The Carnegie in Clarinda had been converted into a first class art museum by a couple who had grown up in Clarinda and went on to a successful career in aviation in Lincoln, less than one hundred miles away.  The library had played an important part in their life's and they were happy to rescue it when it came up for auction a few years ago.  The current exhibit included an incinerated Citroen out front, the work of an Argentinian artist that represented the series of car bombings in his country during its years of unrest.

I reached Bedford and its Carnegie as the full moon that would be eclipsed in a few hours began to rise from the horizon in front of me.

With no signs for the library I stopped at the downtown Casey's General Store to ask its whereabouts and also to fill my water bottles. It was across the street on the corner of Jefferson and Madison.  It was a perfect example of a Carnegie--eighteen steps up to its entrance flanked by a pair of white globes not yet turned on.  Over the entry was "Public Library" and just below the word "Free."  Up above was 1916.  A plaque acknowledged it as a National Historic Place.  To the left was a flag pole.  It had no additions other than an air conditioning unit to its rear and a book return box out front.

I pedaled five miles down the road towards the moon until dark and slipped into a little gulley beside a corn field and behind a cluster of trees.  An hour later when I was eating my second bowl of ramen and creamed corn I heard a car stop along the road and then saw a bright spot light trying to penetrate the trees.  I opened my tent door for a better look.  There were actually two cars.  Then I heard a voice shouting, "Is anybody down there?"  They hadn't actually spotted me, but evidently I had been reported.  The officers seemed reluctant to approach me, so I climbed up to the road to face the consequences.

"I'm traveling by bicycle," I explained.

"We know," the young, non-threatening officers responded.  "We've had a couple of reports on you.  We heard you were at the Casey's in Bedford.  People around here are suspicious of strangers.
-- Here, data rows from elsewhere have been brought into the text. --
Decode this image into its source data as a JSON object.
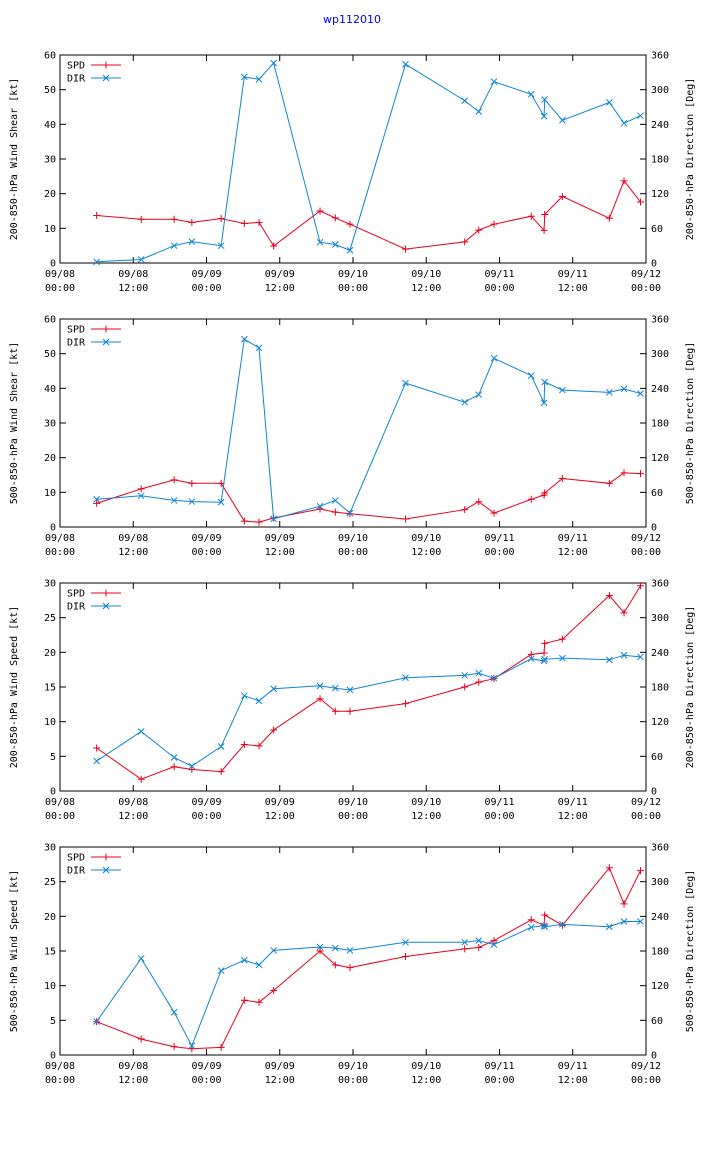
{
  "title": "wp112010",
  "colors": {
    "spd": "#e8001c",
    "dir": "#0f84d4",
    "title": "#0000ff"
  },
  "chart_data": [
    {
      "type": "line",
      "ylabel": "200-850-hPa Wind Shear [kt]",
      "y2label": "200-850-hPa Direction [Deg]",
      "ylim": [
        0,
        60
      ],
      "yticks": [
        0,
        10,
        20,
        30,
        40,
        50,
        60
      ],
      "y2lim": [
        0,
        360
      ],
      "y2ticks": [
        0,
        60,
        120,
        180,
        240,
        300,
        360
      ],
      "xlim": [
        0,
        96
      ],
      "xticks": [
        {
          "t": 0,
          "date": "09/08",
          "time": "00:00"
        },
        {
          "t": 12,
          "date": "09/08",
          "time": "12:00"
        },
        {
          "t": 24,
          "date": "09/09",
          "time": "00:00"
        },
        {
          "t": 36,
          "date": "09/09",
          "time": "12:00"
        },
        {
          "t": 48,
          "date": "09/10",
          "time": "00:00"
        },
        {
          "t": 60,
          "date": "09/10",
          "time": "12:00"
        },
        {
          "t": 72,
          "date": "09/11",
          "time": "00:00"
        },
        {
          "t": 84,
          "date": "09/11",
          "time": "12:00"
        },
        {
          "t": 96,
          "date": "09/12",
          "time": "00:00"
        }
      ],
      "legend": [
        "SPD",
        "DIR"
      ],
      "series": [
        {
          "name": "SPD",
          "axis": "left",
          "x": [
            6,
            13.3,
            18.7,
            21.6,
            26.4,
            30.2,
            32.6,
            35,
            42.6,
            45.1,
            47.5,
            56.6,
            66.3,
            68.6,
            71.1,
            77.2,
            79.3,
            79.4,
            82.3,
            90,
            92.4,
            95.1
          ],
          "y": [
            13.7,
            12.6,
            12.6,
            11.7,
            12.8,
            11.4,
            11.7,
            4.9,
            15,
            13,
            11.2,
            4,
            6.1,
            9.5,
            11.2,
            13.5,
            9.4,
            14,
            19.2,
            12.9,
            23.7,
            17.6
          ]
        },
        {
          "name": "DIR",
          "axis": "right",
          "x": [
            6,
            13.3,
            18.7,
            21.6,
            26.4,
            30.2,
            32.6,
            35,
            42.6,
            45.1,
            47.5,
            56.6,
            66.3,
            68.6,
            71.1,
            77.2,
            79.3,
            79.4,
            82.3,
            90,
            92.4,
            95.1
          ],
          "y": [
            2,
            6,
            30,
            37,
            30,
            322,
            318,
            346,
            36,
            32,
            22,
            344,
            281,
            262,
            314,
            292,
            254,
            283,
            247,
            278,
            242,
            255
          ]
        }
      ]
    },
    {
      "type": "line",
      "ylabel": "500-850-hPa Wind Shear [kt]",
      "y2label": "500-850-hPa Direction [Deg]",
      "ylim": [
        0,
        60
      ],
      "yticks": [
        0,
        10,
        20,
        30,
        40,
        50,
        60
      ],
      "y2lim": [
        0,
        360
      ],
      "y2ticks": [
        0,
        60,
        120,
        180,
        240,
        300,
        360
      ],
      "xlim": [
        0,
        96
      ],
      "xticks": [
        {
          "t": 0,
          "date": "09/08",
          "time": "00:00"
        },
        {
          "t": 12,
          "date": "09/08",
          "time": "12:00"
        },
        {
          "t": 24,
          "date": "09/09",
          "time": "00:00"
        },
        {
          "t": 36,
          "date": "09/09",
          "time": "12:00"
        },
        {
          "t": 48,
          "date": "09/10",
          "time": "00:00"
        },
        {
          "t": 60,
          "date": "09/10",
          "time": "12:00"
        },
        {
          "t": 72,
          "date": "09/11",
          "time": "00:00"
        },
        {
          "t": 84,
          "date": "09/11",
          "time": "12:00"
        },
        {
          "t": 96,
          "date": "09/12",
          "time": "00:00"
        }
      ],
      "legend": [
        "SPD",
        "DIR"
      ],
      "series": [
        {
          "name": "SPD",
          "axis": "left",
          "x": [
            6,
            13.3,
            18.7,
            21.6,
            26.4,
            30.2,
            32.6,
            35,
            42.6,
            45.1,
            47.5,
            56.6,
            66.3,
            68.6,
            71.1,
            77.2,
            79.3,
            79.4,
            82.3,
            90,
            92.4,
            95.1
          ],
          "y": [
            6.8,
            11,
            13.6,
            12.6,
            12.6,
            1.7,
            1.4,
            2.6,
            5.2,
            4.3,
            3.8,
            2.3,
            5,
            7.3,
            4,
            8,
            9.2,
            9.8,
            14,
            12.6,
            15.6,
            15.4
          ]
        },
        {
          "name": "DIR",
          "axis": "right",
          "x": [
            6,
            13.3,
            18.7,
            21.6,
            26.4,
            30.2,
            32.6,
            35,
            42.6,
            45.1,
            47.5,
            56.6,
            66.3,
            68.6,
            71.1,
            77.2,
            79.3,
            79.4,
            82.3,
            90,
            92.4,
            95.1
          ],
          "y": [
            48,
            54,
            46,
            44,
            43,
            325,
            310,
            14,
            36,
            46,
            24,
            249,
            216,
            229,
            292,
            262,
            215,
            251,
            237,
            233,
            239,
            231
          ]
        }
      ]
    },
    {
      "type": "line",
      "ylabel": "200-850-hPa Wind Speed [kt]",
      "y2label": "200-850-hPa Direction [Deg]",
      "ylim": [
        0,
        30
      ],
      "yticks": [
        0,
        5,
        10,
        15,
        20,
        25,
        30
      ],
      "y2lim": [
        0,
        360
      ],
      "y2ticks": [
        0,
        60,
        120,
        180,
        240,
        300,
        360
      ],
      "xlim": [
        0,
        96
      ],
      "xticks": [
        {
          "t": 0,
          "date": "09/08",
          "time": "00:00"
        },
        {
          "t": 12,
          "date": "09/08",
          "time": "12:00"
        },
        {
          "t": 24,
          "date": "09/09",
          "time": "00:00"
        },
        {
          "t": 36,
          "date": "09/09",
          "time": "12:00"
        },
        {
          "t": 48,
          "date": "09/10",
          "time": "00:00"
        },
        {
          "t": 60,
          "date": "09/10",
          "time": "12:00"
        },
        {
          "t": 72,
          "date": "09/11",
          "time": "00:00"
        },
        {
          "t": 84,
          "date": "09/11",
          "time": "12:00"
        },
        {
          "t": 96,
          "date": "09/12",
          "time": "00:00"
        }
      ],
      "legend": [
        "SPD",
        "DIR"
      ],
      "series": [
        {
          "name": "SPD",
          "axis": "left",
          "x": [
            6,
            13.3,
            18.7,
            21.6,
            26.4,
            30.2,
            32.6,
            35,
            42.6,
            45.1,
            47.5,
            56.6,
            66.3,
            68.6,
            71.1,
            77.2,
            79.3,
            79.4,
            82.3,
            90,
            92.4,
            95.1
          ],
          "y": [
            6.2,
            1.7,
            3.5,
            3.1,
            2.8,
            6.7,
            6.5,
            8.8,
            13.3,
            11.5,
            11.5,
            12.6,
            15,
            15.7,
            16.2,
            19.7,
            19.9,
            21.3,
            21.9,
            28.2,
            25.7,
            29.6
          ]
        },
        {
          "name": "DIR",
          "axis": "right",
          "x": [
            6,
            13.3,
            18.7,
            21.6,
            26.4,
            30.2,
            32.6,
            35,
            42.6,
            45.1,
            47.5,
            56.6,
            66.3,
            68.6,
            71.1,
            77.2,
            79.3,
            79.4,
            82.3,
            90,
            92.4,
            95.1
          ],
          "y": [
            52,
            103,
            58,
            43,
            77,
            165,
            156,
            177,
            182,
            178,
            175,
            196,
            200,
            204,
            195,
            229,
            225,
            228,
            230,
            227,
            235,
            232
          ]
        }
      ]
    },
    {
      "type": "line",
      "ylabel": "500-850-hPa Wind Speed [kt]",
      "y2label": "500-850-hPa Direction [Deg]",
      "ylim": [
        0,
        30
      ],
      "yticks": [
        0,
        5,
        10,
        15,
        20,
        25,
        30
      ],
      "y2lim": [
        0,
        360
      ],
      "y2ticks": [
        0,
        60,
        120,
        180,
        240,
        300,
        360
      ],
      "xlim": [
        0,
        96
      ],
      "xticks": [
        {
          "t": 0,
          "date": "09/08",
          "time": "00:00"
        },
        {
          "t": 12,
          "date": "09/08",
          "time": "12:00"
        },
        {
          "t": 24,
          "date": "09/09",
          "time": "00:00"
        },
        {
          "t": 36,
          "date": "09/09",
          "time": "12:00"
        },
        {
          "t": 48,
          "date": "09/10",
          "time": "00:00"
        },
        {
          "t": 60,
          "date": "09/10",
          "time": "12:00"
        },
        {
          "t": 72,
          "date": "09/11",
          "time": "00:00"
        },
        {
          "t": 84,
          "date": "09/11",
          "time": "12:00"
        },
        {
          "t": 96,
          "date": "09/12",
          "time": "00:00"
        }
      ],
      "legend": [
        "SPD",
        "DIR"
      ],
      "series": [
        {
          "name": "SPD",
          "axis": "left",
          "x": [
            6,
            13.3,
            18.7,
            21.6,
            26.4,
            30.2,
            32.6,
            35,
            42.6,
            45.1,
            47.5,
            56.6,
            66.3,
            68.6,
            71.1,
            77.2,
            79.3,
            79.4,
            82.3,
            90,
            92.4,
            95.1
          ],
          "y": [
            4.8,
            2.3,
            1.2,
            0.9,
            1.1,
            7.9,
            7.6,
            9.3,
            15,
            13,
            12.6,
            14.2,
            15.3,
            15.5,
            16.5,
            19.5,
            18.7,
            20.2,
            18.7,
            27,
            21.8,
            26.6
          ]
        },
        {
          "name": "DIR",
          "axis": "right",
          "x": [
            6,
            13.3,
            18.7,
            21.6,
            26.4,
            30.2,
            32.6,
            35,
            42.6,
            45.1,
            47.5,
            56.6,
            66.3,
            68.6,
            71.1,
            77.2,
            79.3,
            79.4,
            82.3,
            90,
            92.4,
            95.1
          ],
          "y": [
            58,
            167,
            74,
            16,
            146,
            164,
            156,
            181,
            187,
            185,
            181,
            195,
            195,
            198,
            191,
            221,
            224,
            222,
            226,
            222,
            231,
            231
          ]
        }
      ]
    }
  ]
}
A hitch-hiker passing through here a couple years ago shot some people. Do you have any ID?"

I had it at the ready.  As I handed it over I asked, "Do you know how the Bears did today?"

"They we're losing 3-0 at the half."

"Could you ask how the game ended when you call in my license?"

While one officer retreated to his car the other said, "Keep your hands out of your pockets if you would."

"What's the story on the hitch-hiker?" I asked. 

"He was an escaped convict from the Clarinda Correctional Facility.  He broke into somebody's house and got their guns and used them.  He actually shot my partner in the shoulder."

We had the eclipsing moon to watch while we waited the verdict on whether I was wanted.  The officer left with me said he thought it would be cool to ride one's bike across the country.  He hadn't ridden RAGBRAI, but had many friends who had and knew he'd do it one of these years.  When I told him I went to Bedford to see its Carnegie, he said his partner's wife was the librarian there and she was busy getting ready for its 100th anniverary next year.

When the other officer returned he said, "They lost 26-0.  You're clear."  Then he told his partner they had a domestic dispute to tend to.

"Sorry to put you guys out," I said.

"That's okay.  Have a good night."

During the interlude the moon had nearly disappeared. I saw much more of it than if I had been in my tent.  

I'm getting used to being checked out by the police.  Last year it happened five times in five states--Alabama, Michigan, Colorado, Illinois and Indiana.  Like finding neckerchiefs, bungee cords and license plates along the road, its not an official tour until my driver's license has been called in.  I just wonder how more frequent it would be if I were another color or wore a turban.